Se “Mano de hierro” mostra la corruzione dall’alto, “Due tombe” (2025, Netflix Studios España) ci trascina invece nel dolore dal basso, quello di una nonna che perde tutto e decide di farsi giustizia da sola.
Diretta da Kike Maíllo e scritta dal collettivo Carmen Mola, questa miniserie in tre episodi è un colpo al cuore: Kiti Mánver, nei panni di Isabel, si trasforma da figura affettuosa a vendicatrice silenziosa. La sua determinazione scava ferite morali più profonde dei crimini che vuole punire.
Con Álvaro Morte al suo fianco, la serie racconta un’Andalusia assolata ma cupa, dove la luce del Sud si mescola al buio delle anime. È un thriller familiare asciutto e teso, che mette in scena il proverbio confuciano da cui prende il titolo: “prima di intraprendere un viaggio di vendetta, scava due tombe”.
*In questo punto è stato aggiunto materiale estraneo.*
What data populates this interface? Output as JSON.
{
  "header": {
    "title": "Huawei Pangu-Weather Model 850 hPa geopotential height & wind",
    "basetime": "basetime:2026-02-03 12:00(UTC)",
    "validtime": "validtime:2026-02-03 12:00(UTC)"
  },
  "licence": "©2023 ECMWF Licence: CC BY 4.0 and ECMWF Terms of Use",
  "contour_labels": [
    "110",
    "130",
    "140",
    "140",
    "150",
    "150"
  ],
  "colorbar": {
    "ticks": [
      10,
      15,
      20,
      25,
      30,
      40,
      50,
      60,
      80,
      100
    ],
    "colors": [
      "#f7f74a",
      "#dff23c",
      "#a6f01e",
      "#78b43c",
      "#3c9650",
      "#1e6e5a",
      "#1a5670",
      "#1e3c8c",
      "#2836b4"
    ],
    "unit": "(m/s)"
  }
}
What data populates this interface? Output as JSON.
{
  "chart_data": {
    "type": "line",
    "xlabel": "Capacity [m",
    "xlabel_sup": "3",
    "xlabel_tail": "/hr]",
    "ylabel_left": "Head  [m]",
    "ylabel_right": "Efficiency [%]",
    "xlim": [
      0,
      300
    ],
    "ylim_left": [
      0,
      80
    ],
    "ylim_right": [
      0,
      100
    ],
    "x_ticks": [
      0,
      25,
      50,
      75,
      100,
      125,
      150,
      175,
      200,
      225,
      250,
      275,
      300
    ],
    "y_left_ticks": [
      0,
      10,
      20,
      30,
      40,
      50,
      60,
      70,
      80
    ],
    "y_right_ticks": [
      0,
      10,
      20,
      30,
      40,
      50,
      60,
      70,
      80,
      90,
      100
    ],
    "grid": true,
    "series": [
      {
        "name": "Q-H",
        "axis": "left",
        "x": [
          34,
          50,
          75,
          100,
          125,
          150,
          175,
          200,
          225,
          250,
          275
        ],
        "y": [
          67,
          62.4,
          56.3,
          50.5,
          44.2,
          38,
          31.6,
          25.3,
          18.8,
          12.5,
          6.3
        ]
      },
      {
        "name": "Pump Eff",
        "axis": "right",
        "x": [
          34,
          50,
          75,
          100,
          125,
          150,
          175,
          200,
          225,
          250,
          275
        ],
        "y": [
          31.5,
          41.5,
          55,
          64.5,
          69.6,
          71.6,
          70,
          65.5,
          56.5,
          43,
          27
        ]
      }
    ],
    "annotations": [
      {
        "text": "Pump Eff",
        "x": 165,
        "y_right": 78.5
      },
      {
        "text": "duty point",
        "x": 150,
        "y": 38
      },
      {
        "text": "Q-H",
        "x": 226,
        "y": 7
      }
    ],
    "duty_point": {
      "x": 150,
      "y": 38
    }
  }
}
Nonostante qualche limite nella brevità (solo tre puntate), “Due tombe” è una visione da fare tutta d’un fiato, spinta da un’interpretazione femminile monumentale.
Gli utenti di Google l’hanno apprezzata con un discreto 51%, su Rotten Tomatoes raggiunge l’80% di gradimento, mentre IMDb la valuta 6,3/10.
Poi c’è “I favoriti di Mida” (2020), tratto da un racconto di Jack London e diretto da Mateo Gil. Qui la tensione è mentale, sottile, moderna. Luis Tosar interpreta un uomo di potere costretto a misurarsi con un gruppo misterioso che ricatta i ricchi, spingendoli a scegliere tra denaro e coscienza. Al suo fianco Marta Belmonte e Willy Toledo danno corpo a una storia che mescola thriller psicologico e critica sociale.
Se “Mano de hierro” ti fa sentire l’odore del carburante e del sudore, e “Due tombe” il peso del lutto, “I favoriti di Mida” ti inchioda con il dubbio: fino a dove saresti disposto a spingerti pur di salvare la tua reputazione?
Girata con eleganza visiva e ritmo calibrato, la serie conferma la forza del racconto originale adattandolo a un mondo ossessionato dall’immagine pubblica. Su Netflix è tra i titoli da recuperare se ami storie in cui il potere si misura con la paura.